L’Institut kurde a été fondé dans une période particulièrement sombre de l’histoire kurde. Contentons-nous de quelques faits : après avoir lancé une guerre destructrice contre son voisin l’Iran, Saddam Hussein inaugure une politique exterminatrice à l’encontre des Kurdes ; le meurtre, en 1983, de 8.000 Barzani constitue un signe avant-coureur des répressions à venir. En Iran, où la révolution de 1978-1979 se solde par la victoire du clergé, les villes kurdes deviennent le théâtre d’une répression massive, incluant l’usage de l’aviation militaire contre les civils. En Turquie, le régime militaire instauré en septembre 1980 considère la kurdicité comme une pathologie à soigner par le nationalisme turc et transforme les provinces kurdes en prisons à ciel ouvert. Bien que convoités par le pouvoir d’al-Assad, les Kurdes syriens sont réduits au silence, nombre d’entre eux, dépossédés de leur nationalité, ne jouissent pas d’une existence légale.

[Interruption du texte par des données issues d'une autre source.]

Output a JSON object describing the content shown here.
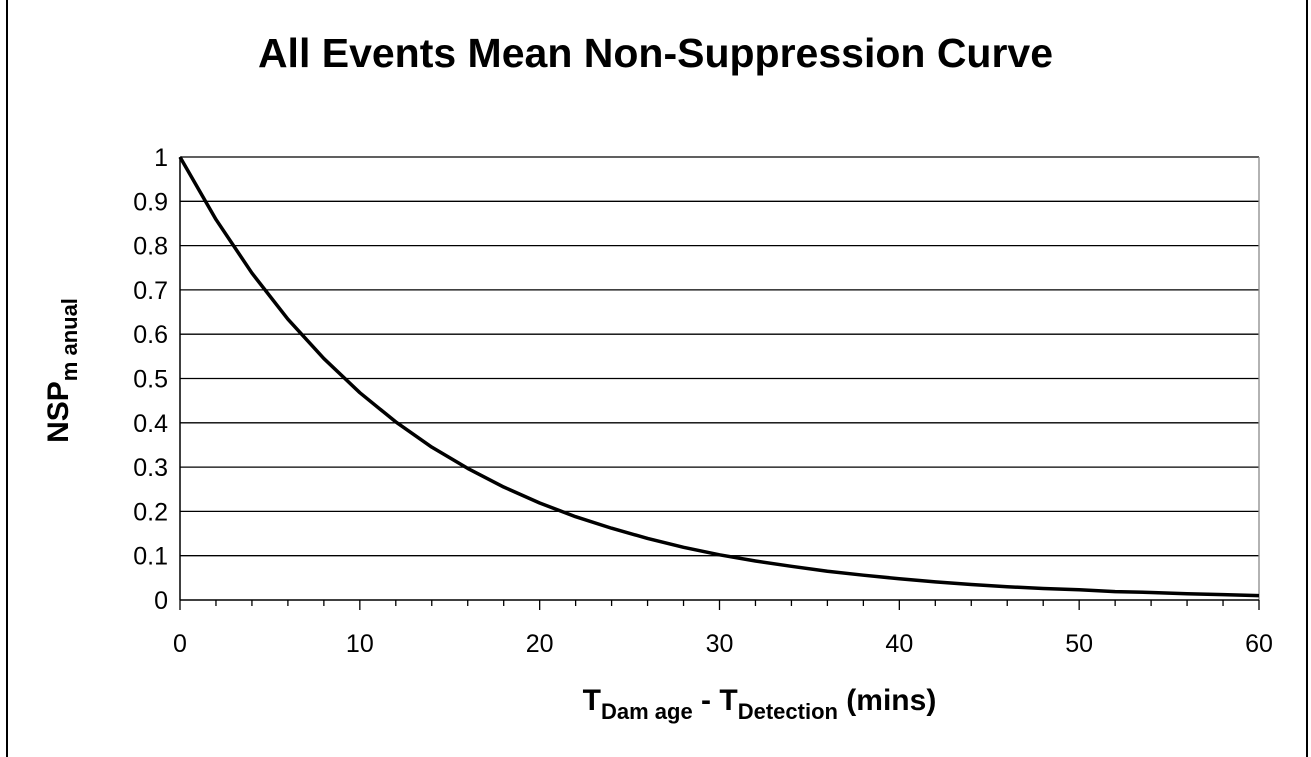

Dans ces circonstances, la diaspora kurde en Europe prend la relève pour devenir le centre névralgique, non tant des luttes politiques, mais d’une résistance pour la sauvegarde d’une culture effectivement en péril. La fondation de l’Institut kurde constitue le premier signe majeur d’un renouveau depuis un espace éloigné.
Le quart du siècle écoulé depuis fut riche aussi bien en tragédies qu’en espoirs : les Kurdes irakiens menacés d’une disparition paraissant inéluctable au lendemain des opérations Anfal en 1988-1989, purent, à la faveur de la Deuxième Guerre du Golfe (1991) s’engager dans une expérience d’autonomie politique ; la décapitation du leadership kurde iranien (1989-1992) n’entrava guère le renouveau culturel kurde dans ce pays ; malgré sa politique de terre brûlée, mise en place en réponse à la guérilla du PKK, la Turquie ne parvint guère à «éradiquer» la Kurdicité.
Depuis une décennie, les Kurdes syriens connaissent un renouveau qui passe par l’engagement pacifique dans la lutte aussi bien pour la démocratie que par les droits culturels. Enfin, alors que disparaissent les anciennes figures intellectuelles, souvent collaborateurs actifs de l’Institut (Zaza, Cegerwxin, Güney, Uzun...) sans voir réaliser leurs rêves d’un Moyen-Orient démocratisé où les Kurdes auraient toute place ensemble avec les autres peuples, de nouvelles figures investissent les champs littéraires et artistiques.
Au-delà d’un moment de réflexion sur son propre passé, l’Institut kurde souhaite, à travers ce colloque, faire le bilan de ces 25 dernières années de l’histoire kurde.